Alis merah Leylin terangkat. Sambil mendesah kagum, dia berkata, “Bakat bawaan Linley ini memang sangat bagus. Hanya dalam dua bulan, dia telah mencapai tingkat pemahaman yang tinggi tentang ‘Esensi Bumi’. Mengingat kecepatannya saat ini…dengan ‘Esensi Bumi’ sebagai jenis misteri yang sederhana namun mendalam, kemungkinan besar hanya dalam dua atau tiga tahun, dia akan sepenuhnya menguasainya.”

“Linley memiliki bakat bawaan, tetapi bisakah itu dibandingkan dengan bakatmu, Saudara Ketiga?” Pria botak itu, Burgess, tertawa.

Pria berjubah putih itu juga berkata, “Saudara Ketiga, kau adalah satu-satunya jenius sejati dan terkuat dalam sejarah Alam Yulan kita.”

Pria berjubah putih dan Burgess sama-sama memandang Leylin dengan sedikit kekaguman di mata mereka.

“Kau tidak bisa mengatakan itu.” Leylin menatap ke arah tenggara, seolah-olah dia mampu menembus dinding realitas dengan tatapannya dan melihat Linley yang jauh itu, berlatih di dalam jurang gunung. Sambil tertawa tenang, dia berkata, “Linley ini hanyalah seorang Demigod. Dia baru saja memulai perjalanan pelatihannya. Siapa yang bisa memprediksi seperti apa pencapaiannya di masa depan?”

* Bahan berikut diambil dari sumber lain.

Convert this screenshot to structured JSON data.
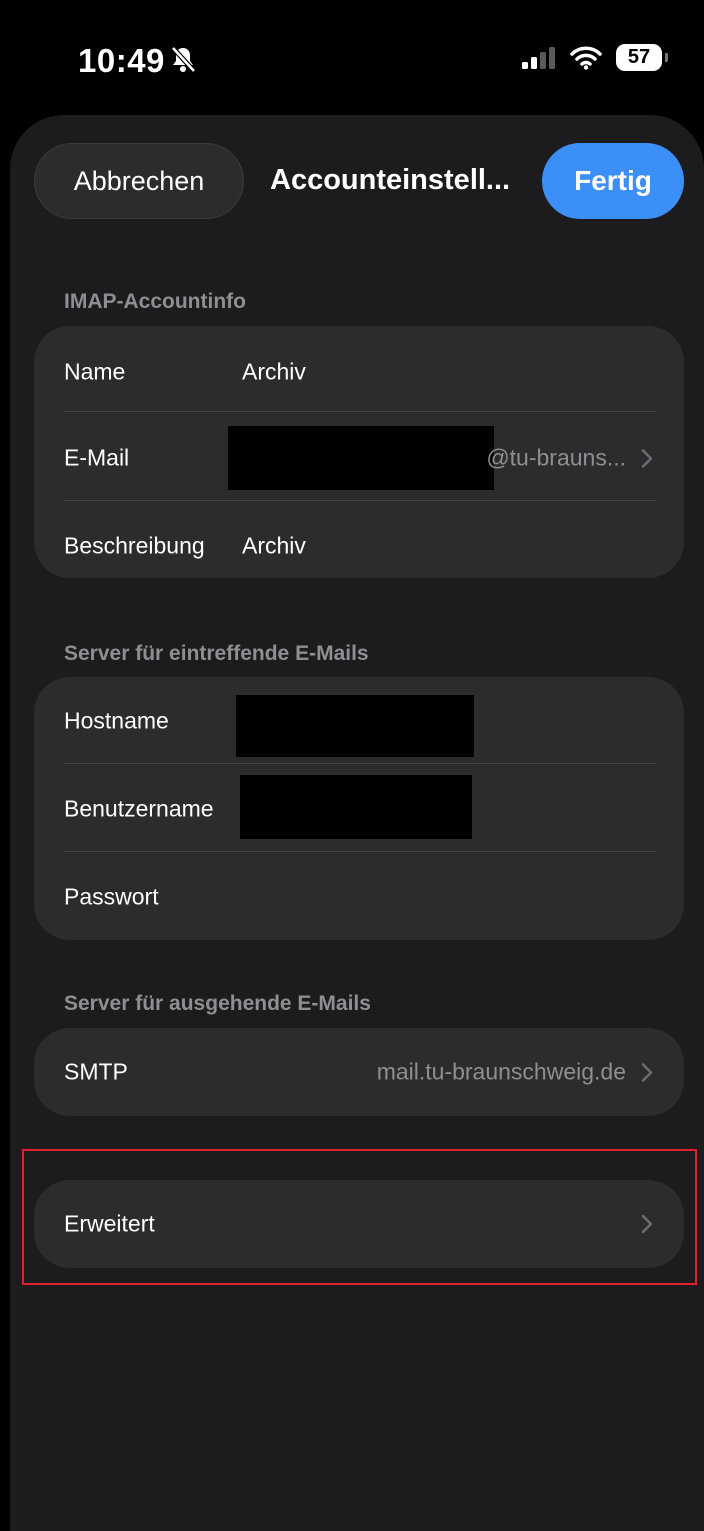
{
  "status_bar": {
    "time": "10:49",
    "battery": "57"
  },
  "nav": {
    "cancel_label": "Abbrechen",
    "title": "Accounteinstell...",
    "done_label": "Fertig"
  },
  "imap": {
    "header": "IMAP-Accountinfo",
    "name_label": "Name",
    "name_value": "Archiv",
    "email_label": "E-Mail",
    "email_suffix": "@tu-brauns...",
    "description_label": "Beschreibung",
    "description_value": "Archiv"
  },
  "incoming": {
    "header": "Server für eintreffende E-Mails",
    "hostname_label": "Hostname",
    "username_label": "Benutzername",
    "password_label": "Passwort"
  },
  "outgoing": {
    "header": "Server für ausgehende E-Mails",
    "smtp_label": "SMTP",
    "smtp_value": "mail.tu-braunschweig.de"
  },
  "advanced": {
    "label": "Erweitert"
  },
  "colors": {
    "accent": "#3b8ff6",
    "highlight": "#e0222a"
  }
}
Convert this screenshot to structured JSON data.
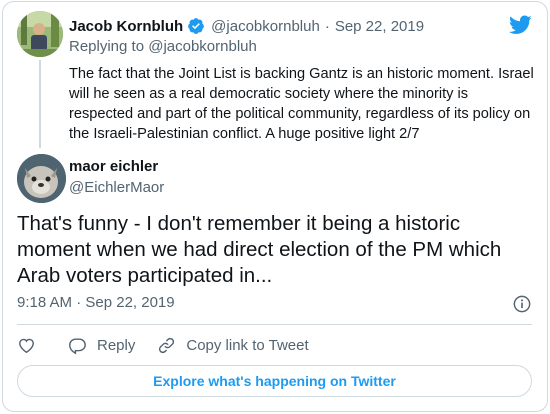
{
  "original_tweet": {
    "author_name": "Jacob Kornbluh",
    "handle": "@jacobkornbluh",
    "separator": "·",
    "date": "Sep 22, 2019",
    "replying_prefix": "Replying to",
    "replying_to": "@jacobkornbluh",
    "text": "The fact that the Joint List is backing Gantz is an historic moment. Israel will he seen as a real democratic society where the minority is respected and part of the political community, regardless of its policy on the Israeli-Palestinian conflict. A huge positive light  2/7"
  },
  "reply_tweet": {
    "author_name": "maor eichler",
    "handle": "@EichlerMaor",
    "text": "That's funny - I don't remember it being a historic moment when we had direct election of the PM which Arab voters participated in...",
    "timestamp": "9:18 AM · Sep 22, 2019"
  },
  "actions": {
    "reply_label": "Reply",
    "copy_link_label": "Copy link to Tweet"
  },
  "explore_button_label": "Explore what's happening on Twitter",
  "colors": {
    "brand_blue": "#1d9bf0",
    "text_primary": "#0f1419",
    "text_secondary": "#536471",
    "border": "#cfd9de"
  },
  "icons": [
    "twitter-bird-icon",
    "verified-badge-icon",
    "info-icon",
    "heart-icon",
    "reply-icon",
    "link-icon"
  ]
}
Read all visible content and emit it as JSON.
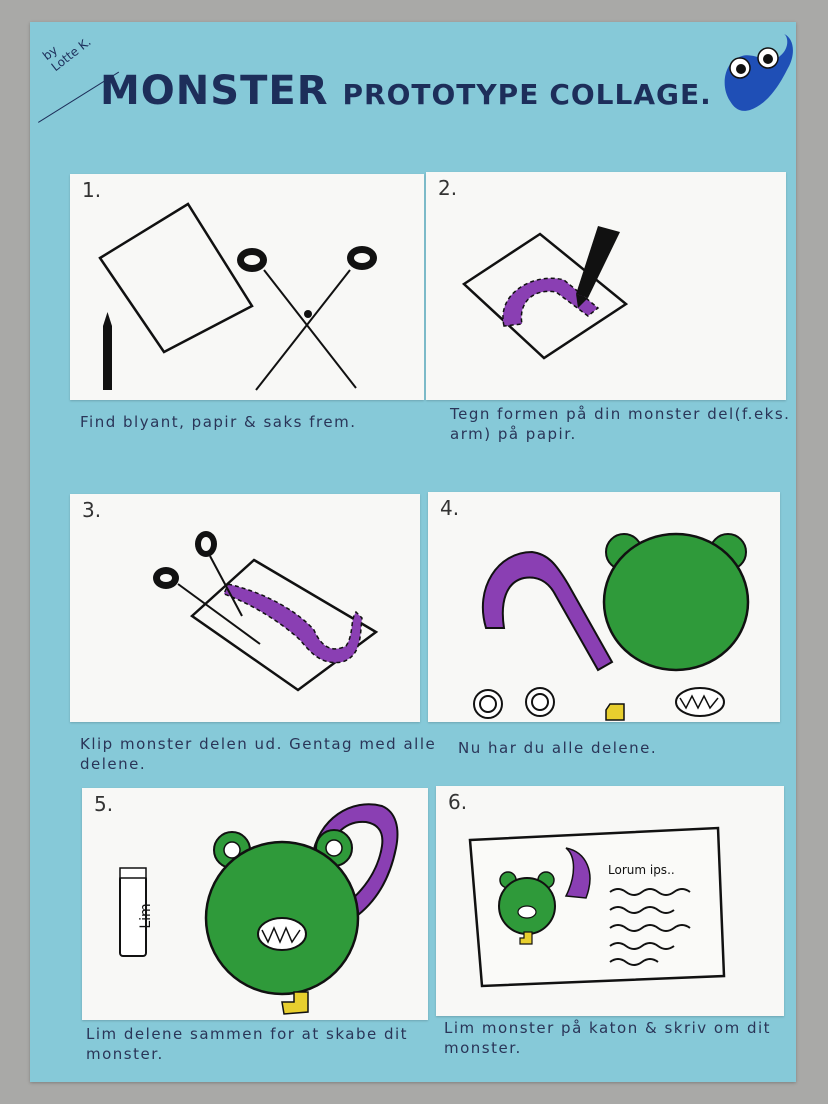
{
  "poster": {
    "byline_line1": "by",
    "byline_line2": "Lotte K.",
    "title_word1": "MONSTER",
    "title_word2": "PROTOTYPE",
    "title_word3": "COLLAGE."
  },
  "steps": [
    {
      "number": "1.",
      "caption": "Find blyant, papir & saks frem."
    },
    {
      "number": "2.",
      "caption": "Tegn formen på din monster del(f.eks. arm) på papir."
    },
    {
      "number": "3.",
      "caption": "Klip monster delen ud. Gentag med alle delene."
    },
    {
      "number": "4.",
      "caption": "Nu har du alle delene."
    },
    {
      "number": "5.",
      "caption": "Lim delene sammen for at skabe dit monster."
    },
    {
      "number": "6.",
      "caption": "Lim monster på katon & skriv om dit monster."
    }
  ],
  "drawings": {
    "glue_label": "Lim",
    "card_text": "Lorum ips.."
  },
  "colors": {
    "board": "#86c9d8",
    "purple": "#8a3fb3",
    "green": "#2f9a3a",
    "yellow": "#e8cf2e",
    "ink": "#111111"
  }
}
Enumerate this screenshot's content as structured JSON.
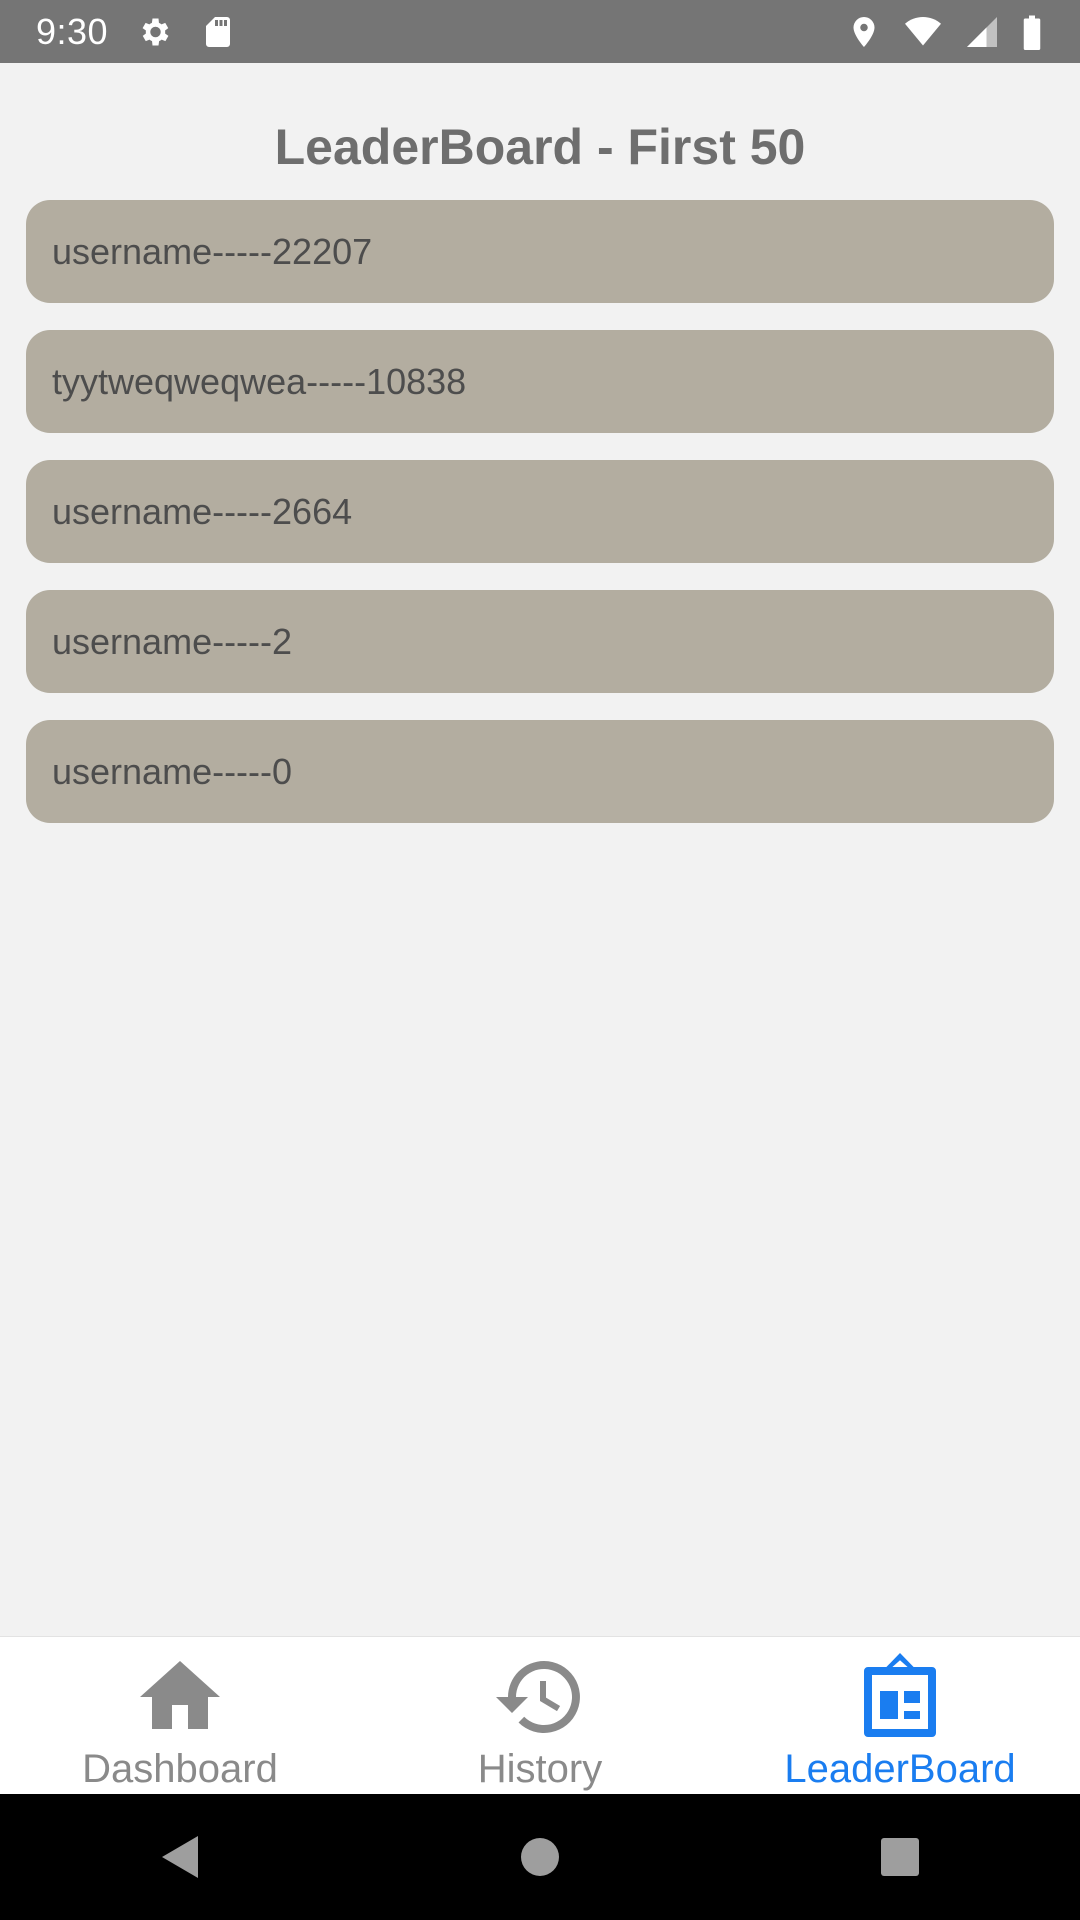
{
  "status_bar": {
    "time": "9:30",
    "left_icons": [
      "settings-gear-icon",
      "sd-card-icon"
    ],
    "right_icons": [
      "location-icon",
      "wifi-icon",
      "signal-icon",
      "battery-icon"
    ]
  },
  "page": {
    "title": "LeaderBoard - First 50"
  },
  "leaderboard": {
    "items": [
      {
        "text": "username-----22207"
      },
      {
        "text": "tyytweqweqwea-----10838"
      },
      {
        "text": "username-----2664"
      },
      {
        "text": "username-----2"
      },
      {
        "text": "username-----0"
      }
    ]
  },
  "bottom_nav": {
    "items": [
      {
        "label": "Dashboard",
        "icon": "home-icon",
        "active": false
      },
      {
        "label": "History",
        "icon": "history-icon",
        "active": false
      },
      {
        "label": "LeaderBoard",
        "icon": "leaderboard-icon",
        "active": true
      }
    ]
  },
  "system_nav": {
    "buttons": [
      "back-icon",
      "home-circle-icon",
      "recents-icon"
    ]
  },
  "colors": {
    "status_bar": "#757575",
    "background": "#f2f2f2",
    "list_item": "#b3ada0",
    "accent": "#1a7df0",
    "inactive": "#8a8a8a"
  }
}
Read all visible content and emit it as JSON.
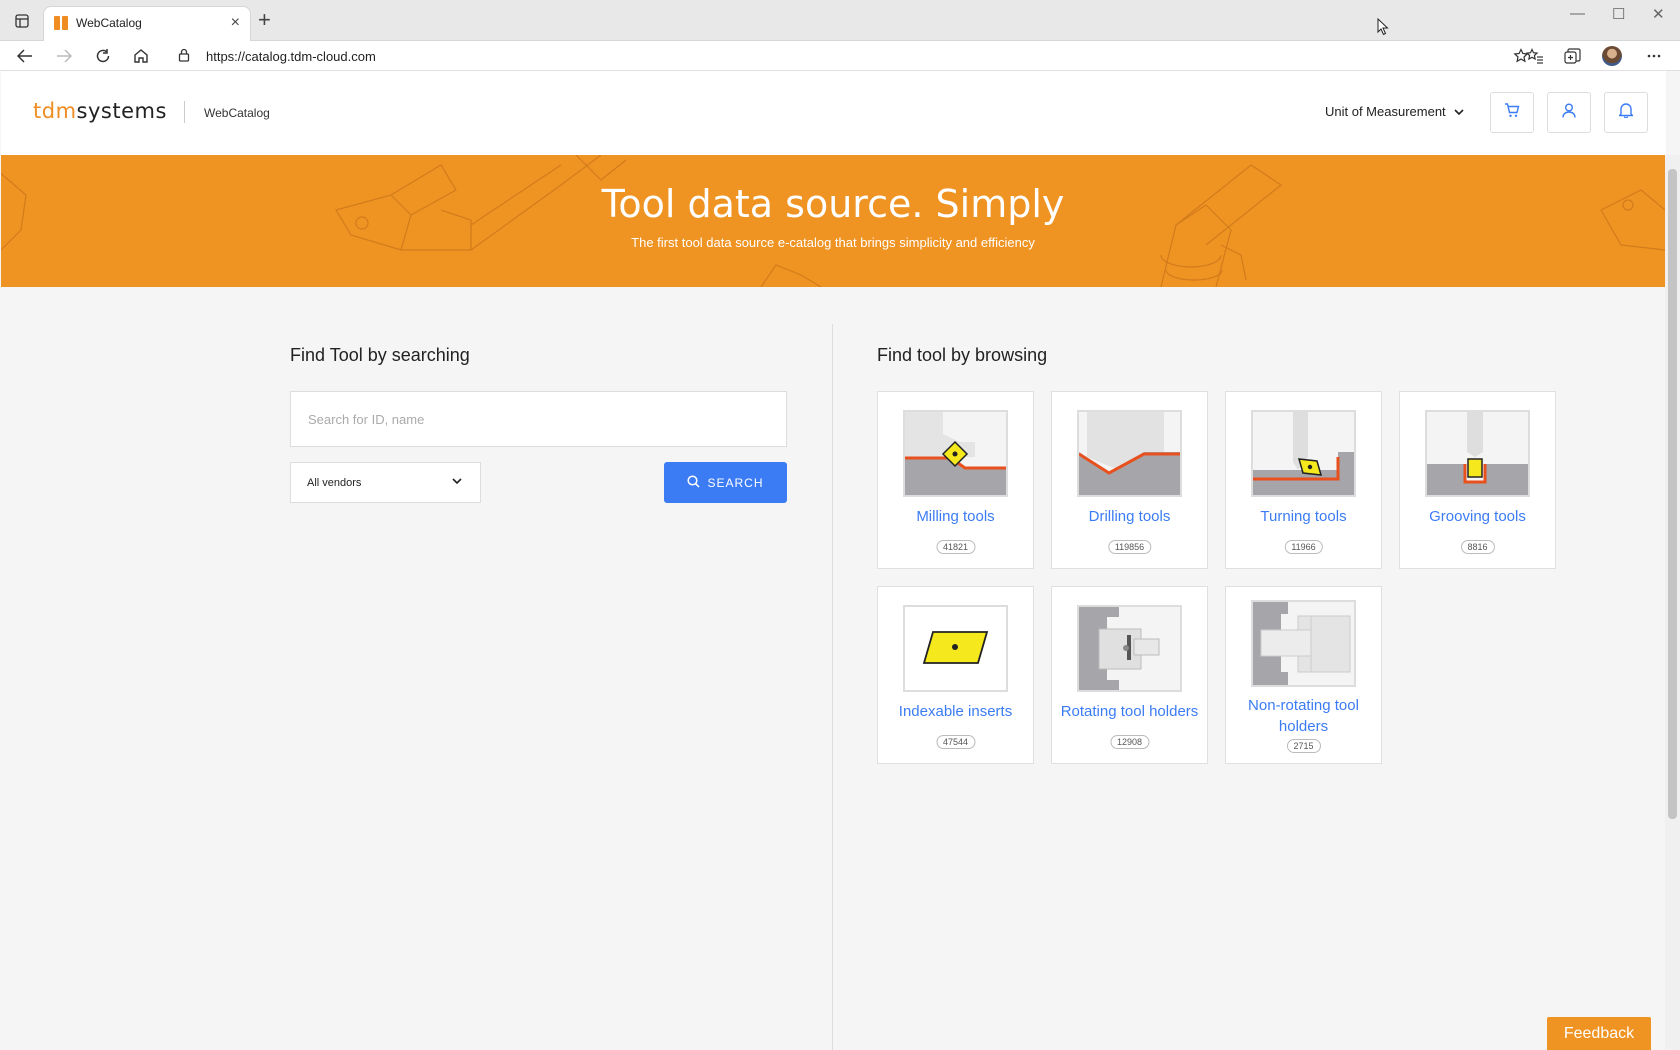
{
  "browser": {
    "tab_title": "WebCatalog",
    "url": "https://catalog.tdm-cloud.com"
  },
  "header": {
    "logo_tdm": "tdm",
    "logo_systems": "systems",
    "subtitle": "WebCatalog",
    "uom_label": "Unit of Measurement"
  },
  "banner": {
    "title": "Tool data source. Simply",
    "subtitle": "The first tool data source e-catalog that brings simplicity and efficiency"
  },
  "search_section": {
    "title": "Find Tool by searching",
    "placeholder": "Search for ID, name",
    "vendor_selected": "All vendors",
    "button_label": "SEARCH"
  },
  "browse_section": {
    "title": "Find tool by browsing",
    "categories": [
      {
        "label": "Milling tools",
        "count": "41821"
      },
      {
        "label": "Drilling tools",
        "count": "119856"
      },
      {
        "label": "Turning tools",
        "count": "11966"
      },
      {
        "label": "Grooving tools",
        "count": "8816"
      },
      {
        "label": "Indexable inserts",
        "count": "47544"
      },
      {
        "label": "Rotating tool holders",
        "count": "12908"
      },
      {
        "label": "Non-rotating tool holders",
        "count": "2715"
      }
    ]
  },
  "feedback_label": "Feedback",
  "colors": {
    "brand_orange": "#ef9322",
    "accent_blue": "#3b7cf4",
    "insert_yellow": "#f5e81c",
    "cut_red": "#e8501e"
  }
}
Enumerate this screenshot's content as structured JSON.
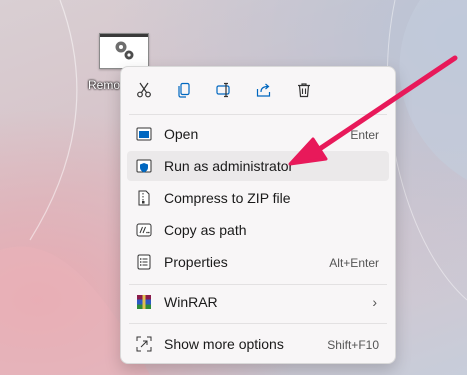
{
  "desktop": {
    "icon_label": "Remo"
  },
  "toolbar": {
    "icons": [
      "cut-icon",
      "copy-icon",
      "rename-icon",
      "share-icon",
      "delete-icon"
    ]
  },
  "menu": {
    "items": [
      {
        "label": "Open",
        "shortcut": "Enter"
      },
      {
        "label": "Run as administrator",
        "shortcut": ""
      },
      {
        "label": "Compress to ZIP file",
        "shortcut": ""
      },
      {
        "label": "Copy as path",
        "shortcut": ""
      },
      {
        "label": "Properties",
        "shortcut": "Alt+Enter"
      },
      {
        "label": "WinRAR",
        "shortcut": ""
      },
      {
        "label": "Show more options",
        "shortcut": "Shift+F10"
      }
    ]
  },
  "colors": {
    "accent": "#0067c0",
    "arrow": "#e8195a",
    "menu_bg": "#f8f6f7"
  }
}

“Setidaknya, mengingat kecepatannya saat ini, dia hanya sedikit lebih lambat daripada aku di masa lalu. Adapun pencapaiannya di masa depan, itu sulit untuk dikatakan.”

Pria botak dan pria berjubah putih itu sama-sama mengangguk sedikit.

“Beirut itu juga memberi tahuku bahwa di alam lain, ada para jenius absolut yang mampu mencapai tahap Demigod dalam sepuluh tahun, tahap Dewa dalam seratus tahun, dan tahap Dewa Tinggi dalam seribu tahun. Tetapi bagi orang-orang bodoh dan tolol, mereka mungkin terjebak di titik buntu selama sepuluh juta tahun tanpa mampu menembus ke tahap Demigod.” Leylin tertawa tenang.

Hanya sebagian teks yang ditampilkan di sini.